Das Problem bei so klar gesteckten Zielen ist nämlich: Sie können nur verlieren. Entweder Sie erreichen das Ziel nicht. Dann ist es weg. Oder Sie erreichen es. Dann ist es auch weg. Nicht wenige Menschen fallen dann in ein Loch (was man „Entlastungsdepression“ nennt). Kein Wunder, wir werden schließlich immer dazu trainiert, Ziele zu setzen und danach zu streben. Filme enden, wenn der Held sein Ziel erreicht hat. Niemand dreht einen Streifen darüber, wie man nach dem Erreichen weitermacht. Auch das Szenario, dass man scheitert, ist in unserer Kultur gut abgedeckt: Sie können einen Haufen an Beiträgen finden, wie man „besser scheitert“, „voranscheitert“, nach dem Scheitern gestärkt zurückkommt (sprich: resilient wird). Doch was passiert, wenn man endlich ein Ziel erreicht, ist ein blinder Fleck in unserer Erfolgskultur.

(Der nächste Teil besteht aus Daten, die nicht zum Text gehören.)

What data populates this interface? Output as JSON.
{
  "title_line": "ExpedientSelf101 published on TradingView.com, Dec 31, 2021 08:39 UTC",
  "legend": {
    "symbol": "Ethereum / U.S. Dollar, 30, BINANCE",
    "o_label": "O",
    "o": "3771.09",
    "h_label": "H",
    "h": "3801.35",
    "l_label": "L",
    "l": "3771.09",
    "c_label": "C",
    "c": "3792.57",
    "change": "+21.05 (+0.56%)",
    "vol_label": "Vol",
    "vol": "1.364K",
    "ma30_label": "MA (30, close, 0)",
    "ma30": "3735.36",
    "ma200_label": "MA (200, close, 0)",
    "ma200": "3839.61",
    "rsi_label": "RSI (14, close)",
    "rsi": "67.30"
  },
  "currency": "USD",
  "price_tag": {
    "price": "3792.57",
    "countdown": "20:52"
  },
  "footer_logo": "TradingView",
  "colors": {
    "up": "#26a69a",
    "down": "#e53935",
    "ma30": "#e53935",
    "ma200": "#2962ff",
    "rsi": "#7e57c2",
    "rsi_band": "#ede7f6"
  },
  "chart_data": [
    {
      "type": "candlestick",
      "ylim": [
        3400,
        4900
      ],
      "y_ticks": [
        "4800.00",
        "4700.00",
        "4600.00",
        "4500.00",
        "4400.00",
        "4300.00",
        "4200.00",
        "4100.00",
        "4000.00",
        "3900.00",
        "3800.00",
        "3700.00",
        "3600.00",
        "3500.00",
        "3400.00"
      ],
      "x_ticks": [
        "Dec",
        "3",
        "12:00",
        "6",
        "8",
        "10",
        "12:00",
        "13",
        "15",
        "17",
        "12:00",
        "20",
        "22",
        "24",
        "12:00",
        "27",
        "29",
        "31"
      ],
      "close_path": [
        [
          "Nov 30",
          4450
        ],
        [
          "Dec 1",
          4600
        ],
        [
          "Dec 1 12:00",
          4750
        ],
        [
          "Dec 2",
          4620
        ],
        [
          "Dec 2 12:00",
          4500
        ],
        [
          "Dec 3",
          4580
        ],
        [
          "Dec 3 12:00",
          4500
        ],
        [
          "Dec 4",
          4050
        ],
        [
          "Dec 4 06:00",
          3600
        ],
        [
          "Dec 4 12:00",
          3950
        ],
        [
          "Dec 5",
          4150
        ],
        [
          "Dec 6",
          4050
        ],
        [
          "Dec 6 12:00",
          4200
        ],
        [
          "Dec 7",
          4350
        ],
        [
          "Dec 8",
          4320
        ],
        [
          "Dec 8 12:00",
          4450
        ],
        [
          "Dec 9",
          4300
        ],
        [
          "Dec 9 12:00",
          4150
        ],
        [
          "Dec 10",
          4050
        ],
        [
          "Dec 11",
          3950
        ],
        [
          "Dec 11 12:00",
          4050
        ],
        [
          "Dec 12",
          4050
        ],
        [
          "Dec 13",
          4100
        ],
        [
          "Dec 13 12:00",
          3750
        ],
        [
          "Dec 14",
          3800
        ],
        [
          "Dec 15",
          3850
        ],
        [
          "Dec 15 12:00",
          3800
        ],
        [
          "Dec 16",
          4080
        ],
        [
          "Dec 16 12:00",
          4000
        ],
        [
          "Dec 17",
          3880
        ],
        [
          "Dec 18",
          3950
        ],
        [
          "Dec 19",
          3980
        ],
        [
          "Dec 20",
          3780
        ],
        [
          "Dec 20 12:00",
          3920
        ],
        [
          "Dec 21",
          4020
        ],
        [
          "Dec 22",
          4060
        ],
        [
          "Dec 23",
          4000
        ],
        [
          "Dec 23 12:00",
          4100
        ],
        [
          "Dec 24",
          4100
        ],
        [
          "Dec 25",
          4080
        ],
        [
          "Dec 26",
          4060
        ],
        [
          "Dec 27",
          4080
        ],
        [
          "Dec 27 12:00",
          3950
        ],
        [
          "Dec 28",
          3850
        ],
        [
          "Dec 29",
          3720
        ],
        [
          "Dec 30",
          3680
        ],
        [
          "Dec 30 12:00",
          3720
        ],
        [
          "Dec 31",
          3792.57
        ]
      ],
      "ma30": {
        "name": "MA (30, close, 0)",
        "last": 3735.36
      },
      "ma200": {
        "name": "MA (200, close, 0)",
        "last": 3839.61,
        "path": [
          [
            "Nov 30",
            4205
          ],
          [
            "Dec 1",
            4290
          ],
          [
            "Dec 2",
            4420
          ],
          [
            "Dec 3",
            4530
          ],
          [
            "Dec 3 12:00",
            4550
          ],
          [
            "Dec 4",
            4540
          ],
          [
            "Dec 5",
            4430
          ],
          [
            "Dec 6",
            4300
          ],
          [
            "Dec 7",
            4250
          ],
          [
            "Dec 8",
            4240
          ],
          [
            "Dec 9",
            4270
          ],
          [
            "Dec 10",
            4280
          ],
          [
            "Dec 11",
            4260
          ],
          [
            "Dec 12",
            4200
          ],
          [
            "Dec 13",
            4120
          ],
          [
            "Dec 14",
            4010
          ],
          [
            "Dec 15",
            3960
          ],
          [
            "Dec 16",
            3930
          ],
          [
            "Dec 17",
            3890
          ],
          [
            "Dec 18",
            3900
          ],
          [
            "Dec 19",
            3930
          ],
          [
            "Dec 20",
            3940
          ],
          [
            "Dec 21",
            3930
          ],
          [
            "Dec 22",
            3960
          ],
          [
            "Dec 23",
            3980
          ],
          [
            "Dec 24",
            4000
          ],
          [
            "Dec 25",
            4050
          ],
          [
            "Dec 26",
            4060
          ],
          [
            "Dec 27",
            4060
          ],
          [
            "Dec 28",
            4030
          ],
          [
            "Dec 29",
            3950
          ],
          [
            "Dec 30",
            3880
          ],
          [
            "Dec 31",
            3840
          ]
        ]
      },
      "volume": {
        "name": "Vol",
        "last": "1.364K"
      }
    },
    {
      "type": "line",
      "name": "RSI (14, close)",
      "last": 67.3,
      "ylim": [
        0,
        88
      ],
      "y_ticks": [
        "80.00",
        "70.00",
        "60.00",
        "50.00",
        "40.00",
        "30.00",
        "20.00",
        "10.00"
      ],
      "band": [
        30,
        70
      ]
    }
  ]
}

Kurzum: Wer sich zu sehr auf SMARTe Ziele konzentriert, kann sich selbst ein Bein stellen. Sogar ganz konkret im Moment des Strebens nach diesem Ziel. Denn aus neurowissenschaftlicher Sicht weiß man, dass zu konkrete Ziele ablenken können. Statt sich auf seine Leistung zu konzentrieren, konzentriert man sich auf das Ziel. Am Ende hat man nur noch dieses doofe Ziel im Kopf, nicht mehr sein eigenes Können. Ein Phänomen, das man als „Undermining Effect“ kennt: das Unterminieren der eigenen Leistung.

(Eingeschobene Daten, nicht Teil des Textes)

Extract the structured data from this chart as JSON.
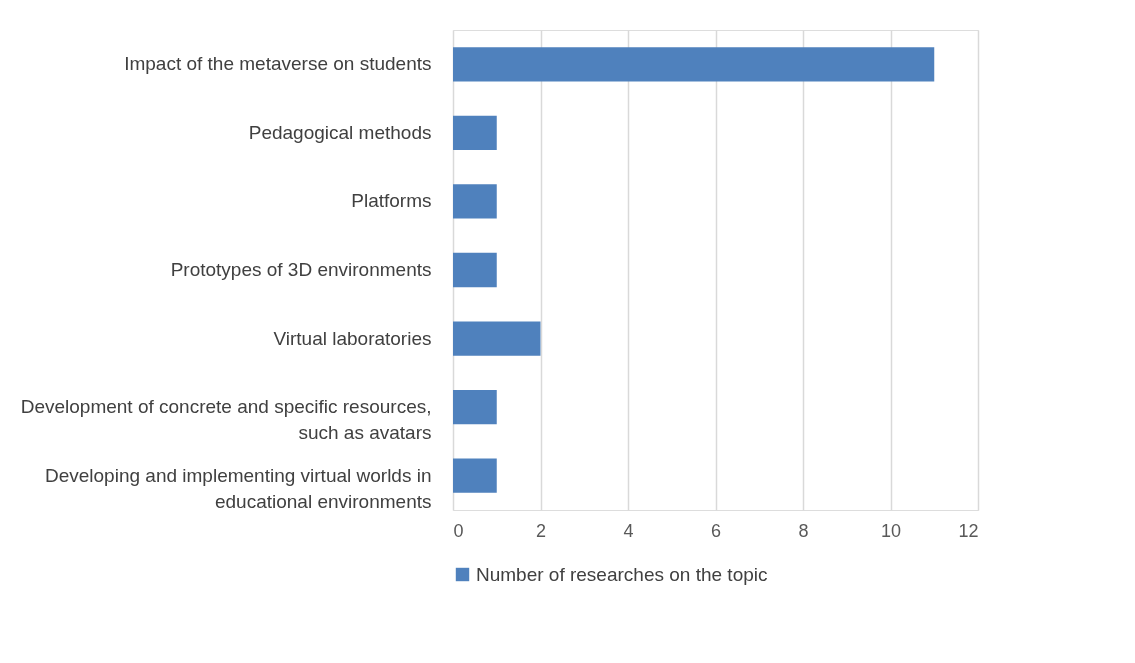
{
  "chart_data": {
    "type": "bar",
    "orientation": "horizontal",
    "categories": [
      "Impact of the metaverse on students",
      "Pedagogical methods",
      "Platforms",
      "Prototypes of 3D environments",
      "Virtual laboratories",
      "Development of concrete and specific resources, such as avatars",
      "Developing and implementing virtual worlds in educational environments"
    ],
    "series": [
      {
        "name": "Number of researches on the topic",
        "color": "#4f81bd",
        "values": [
          11,
          1,
          1,
          1,
          2,
          1,
          1
        ]
      }
    ],
    "xlim": [
      0,
      12
    ],
    "xticks": [
      0,
      2,
      4,
      6,
      8,
      10,
      12
    ],
    "grid": "x",
    "legend": "bottom"
  }
}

Das klingt fast so, als wäre man in einem Zieldilemma: Entweder man hat ein Ziel, dann kann man nur verlieren. Oder man hat keins, dann aber wenig Orientierung. Doch interessanterweise gibt es neben der SMARTen Zielsetzung noch eine weitere Strategie zum Erfolg: die DYB, die „Do Your Best“-Variante. Statt sich zu sehr auf das Ziel zu fokussieren, konzentriert man sich vor allem darauf, seine beste Leistung zu zeigen. Man lässt sich nicht vom Ziel ablenken, sondern bleibt bei dem, was man wirklich kontrollieren kann: sich selbst.

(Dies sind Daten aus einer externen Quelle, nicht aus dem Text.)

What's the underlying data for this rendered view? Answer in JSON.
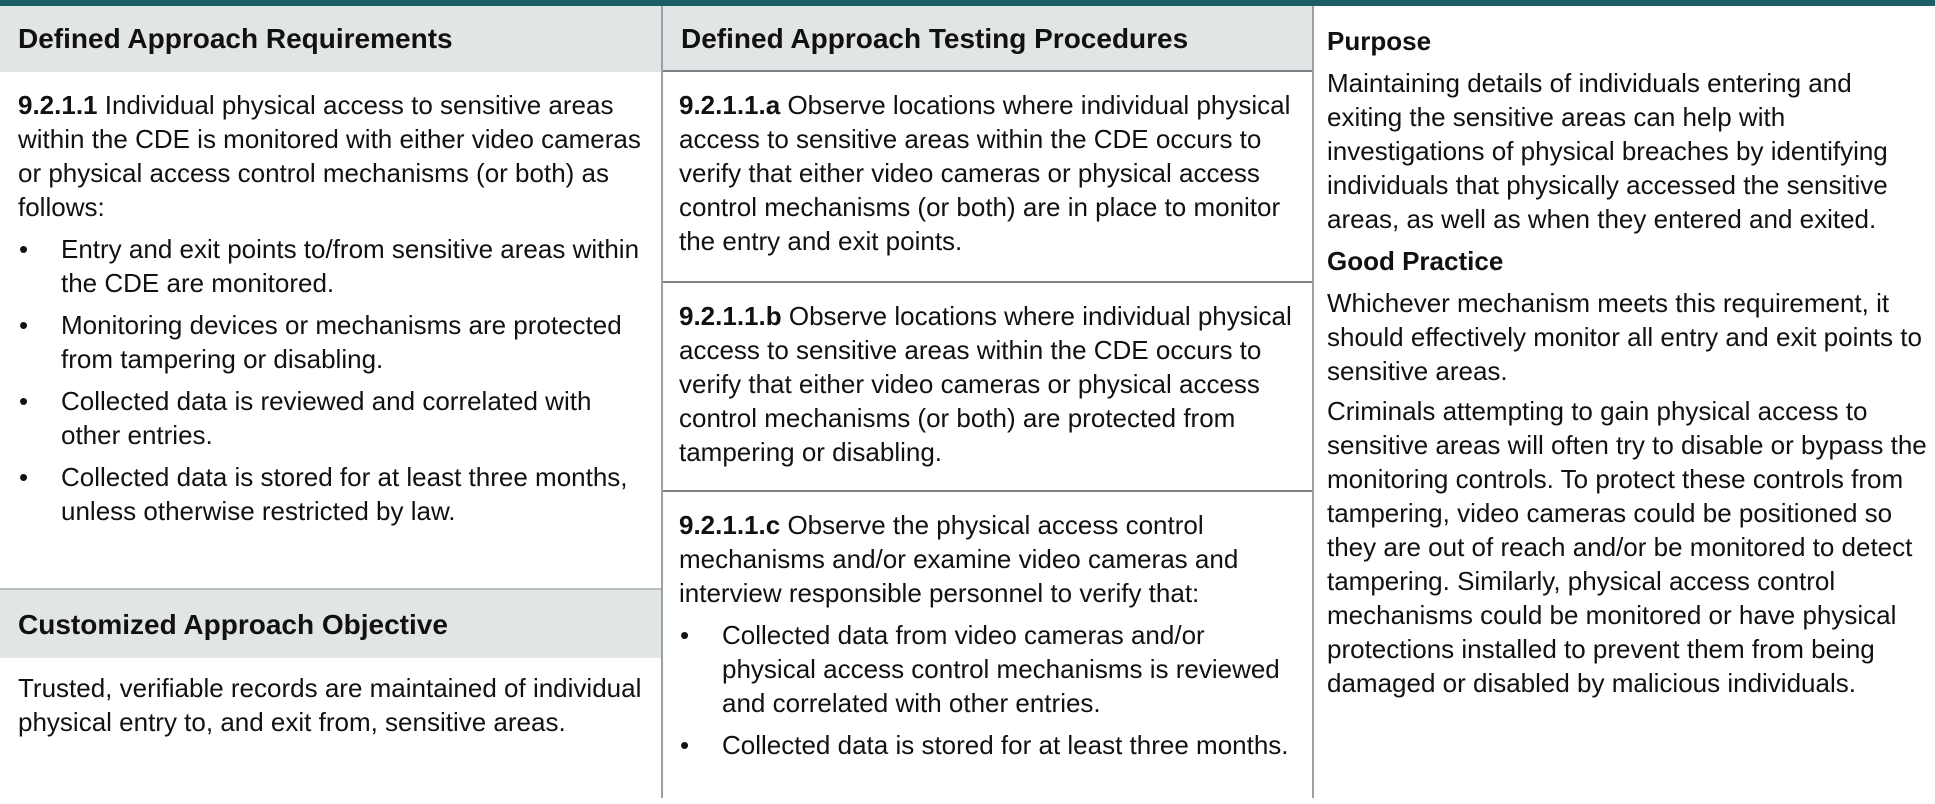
{
  "columns": {
    "requirements": {
      "header": "Defined Approach Requirements",
      "req_id": "9.2.1.1",
      "req_text": "Individual physical access to sensitive areas within the CDE is monitored with either video cameras or physical access control mechanisms (or both) as follows:",
      "bullets": [
        "Entry and exit points to/from sensitive areas within the CDE are monitored.",
        "Monitoring devices or mechanisms are protected from tampering or disabling.",
        "Collected data is reviewed and correlated with other entries.",
        "Collected data is stored for at least three months, unless otherwise restricted by law."
      ],
      "objective_header": "Customized Approach Objective",
      "objective_text": "Trusted, verifiable records are maintained of individual physical entry to, and exit from, sensitive areas."
    },
    "testing": {
      "header": "Defined Approach Testing Procedures",
      "procedures": [
        {
          "id": "9.2.1.1.a",
          "text": "Observe locations where individual physical access to sensitive areas within the CDE occurs to verify that either video cameras or physical access control mechanisms (or both) are in place to monitor the entry and exit points."
        },
        {
          "id": "9.2.1.1.b",
          "text": "Observe locations where individual physical access to sensitive areas within the CDE occurs to verify that either video cameras or physical access control mechanisms (or both) are protected from tampering or disabling."
        },
        {
          "id": "9.2.1.1.c",
          "text": "Observe the physical access control mechanisms and/or examine video cameras and interview responsible personnel to verify that:",
          "bullets": [
            "Collected data from video cameras and/or physical access control mechanisms is reviewed and correlated with other entries.",
            "Collected data is stored for at least three months."
          ]
        }
      ]
    },
    "guidance": {
      "purpose_header": "Purpose",
      "purpose_text": "Maintaining details of individuals entering and exiting the sensitive areas can help with investigations of physical breaches by identifying individuals that physically accessed the sensitive areas, as well as when they entered and exited.",
      "good_practice_header": "Good Practice",
      "good_practice_paragraphs": [
        "Whichever mechanism meets this requirement, it should effectively monitor all entry and exit points to sensitive areas.",
        "Criminals attempting to gain physical access to sensitive areas will often try to disable or bypass the monitoring controls. To protect these controls from tampering, video cameras could be positioned so they are out of reach and/or be monitored to detect tampering. Similarly, physical access control mechanisms could be monitored or have physical protections installed to prevent them from being damaged or disabled by malicious individuals."
      ]
    }
  },
  "colors": {
    "top_bar": "#1b5e63",
    "header_background": "#e2e5e6",
    "rule": "#7d8285"
  }
}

Natürlich muss man wissen, wo man hinwill. Doch wer sich vornimmt, sein Bestes zu geben, wird sich später keinen Vorwurf machen können. Eine kleine Einschränkung gibt es: DYB-Strategien funktionieren bei vergleichsweise offenen Zielen, bei Innovations- oder Kreativaufgaben, am besten. Oder dann, wenn man sich wirklich auf sich selbst konzentrieren kann und nicht von der Leistung anderer abhängig ist. Wie etwa beim Radrennen. Nach meinem Desaster nahm ich mir für jedes Rennen vor, immer mittendrin zu sein, wenn die entscheidende Attacke gefahren wird. Ob ich dann um den Sieg mitfahren konnte, musste ich dann sehen. Aber ich stand mir nie mehr selbst im Weg.